|
|
|
|
|
by numinary1
3489 days ago
|
|
When I was working on a recommender for television shows, I ran SVD on a large User/Item matrix to create a low rank approximation, essentially reducing thousands of user features (TV show preferences) to user vectors representing twenty or thirty abstract "features". Then I looked at the actual item preferences of users who expressed each feature at the greatest and least magnitude. The features, in some cases, mapped to recognizable constructs. There were distinct masculine and feminine features, several obvious Hispanic / Latino elements, and strong liberal versus conservative indicators. Others were less explainable using common labels. It struck me at the time that the qualities that were expressed most strongly were the ones that ended up having names in our language. But there were others for which I would say to myself, there is something about this group (e.g. those with the greatest expressed value of F124) that I recognize, but can't quite put my finger on. Of course, I was looking at people through a keyhole, their TV viewing preferences being the only information I had. Also, I noticed that these "came into focus" most clearly at a certain level of compression (rank). FWIW |
|
The issues being discussed in the essay have been a central issue in some area of psychology and behavioral sciences for some time--how to interpret components such as these.

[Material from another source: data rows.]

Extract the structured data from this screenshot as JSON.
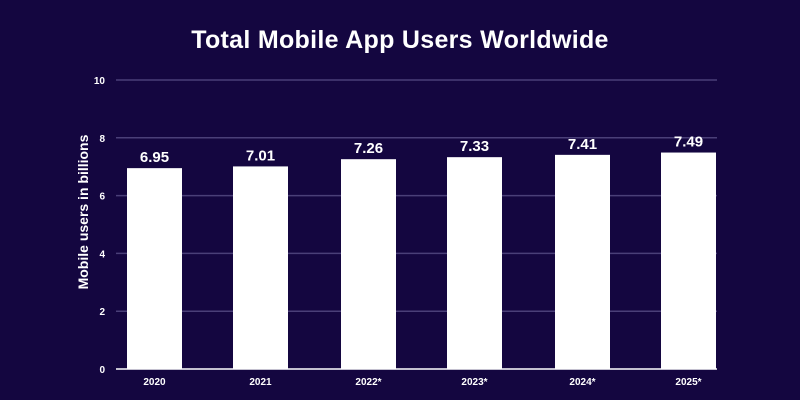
{
  "chart_data": {
    "type": "bar",
    "title": "Total Mobile App Users Worldwide",
    "xlabel": "",
    "ylabel": "Mobile users in billions",
    "ylim": [
      0,
      10
    ],
    "yticks": [
      0,
      2,
      4,
      6,
      8,
      10
    ],
    "grid": true,
    "categories": [
      "2020",
      "2021",
      "2022*",
      "2023*",
      "2024*",
      "2025*"
    ],
    "values": [
      6.95,
      7.01,
      7.26,
      7.33,
      7.41,
      7.49
    ],
    "data_labels": [
      "6.95",
      "7.01",
      "7.26",
      "7.33",
      "7.41",
      "7.49"
    ],
    "colors": {
      "background": "#140640",
      "bar": "#ffffff",
      "grid": "#4a3f78",
      "text": "#ffffff"
    }
  }
}
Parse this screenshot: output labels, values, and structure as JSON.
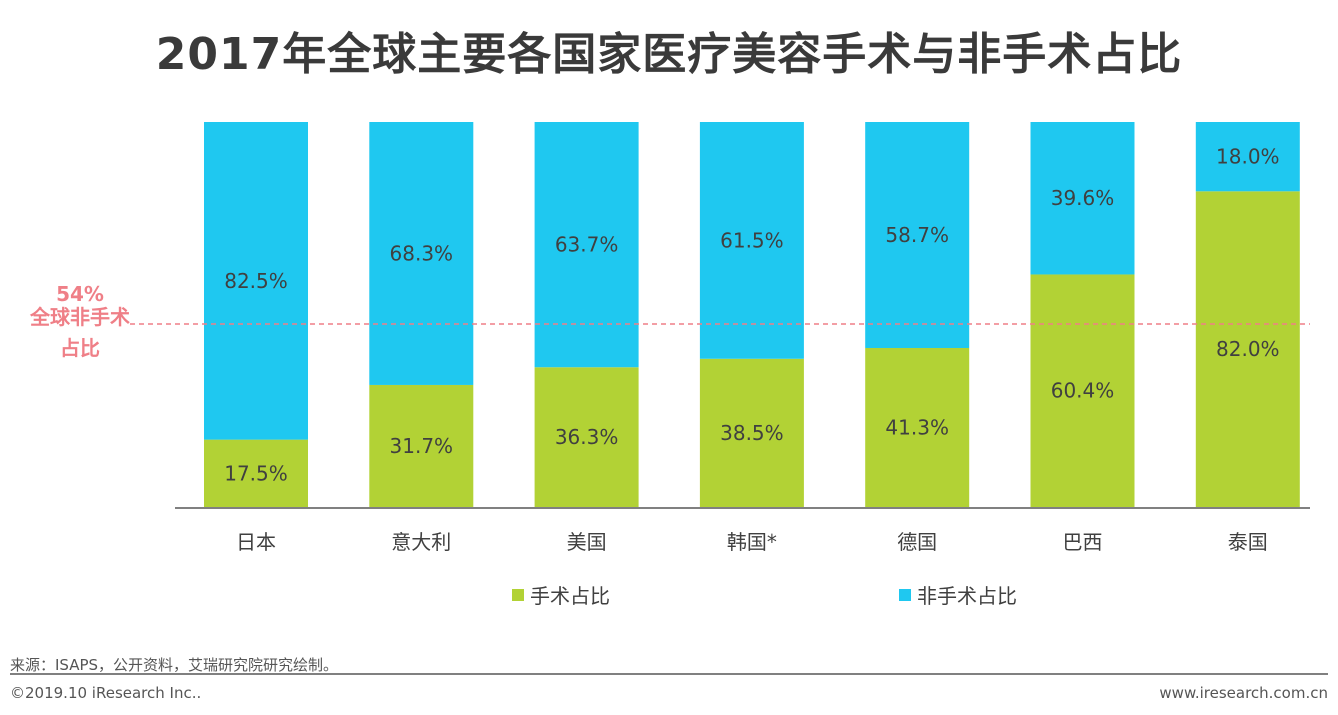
{
  "chart_data": {
    "type": "bar",
    "stacked": true,
    "title": "2017年全球主要各国家医疗美容手术与非手术占比",
    "categories": [
      "日本",
      "意大利",
      "美国",
      "韩国*",
      "德国",
      "巴西",
      "泰国"
    ],
    "series": [
      {
        "name": "手术占比",
        "color": "#b2d235",
        "values": [
          17.5,
          31.7,
          36.3,
          38.5,
          41.3,
          60.4,
          82.0
        ]
      },
      {
        "name": "非手术占比",
        "color": "#1fc8f0",
        "values": [
          82.5,
          68.3,
          63.7,
          61.5,
          58.7,
          39.6,
          18.0
        ]
      }
    ],
    "ylim": [
      0,
      100
    ],
    "grid": false,
    "legend_position": "bottom",
    "reference_line": {
      "value_label": "54%",
      "label_line1": "全球非手术",
      "label_line2": "占比",
      "color": "#ef7f87",
      "style": "dashed"
    }
  },
  "footer": {
    "source": "来源：ISAPS，公开资料，艾瑞研究院研究绘制。",
    "copyright": "©2019.10 iResearch Inc..",
    "url": "www.iresearch.com.cn"
  }
}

One thought about your "coming into focus at a certain level of compression" comment: I've done some analyses of these vectors as applied to text samples, and one thing that struck me was how unreplicable some of them were across datasets that should be ostensibly similar (but are not the same). Others, in contrast, reappeared across multiple corpora. To the extent some of these components represent "real" features, they should reappear consistently across different datasets where you'd expect them to. That is, they should be robust to changes in idiosyncratic features of the database.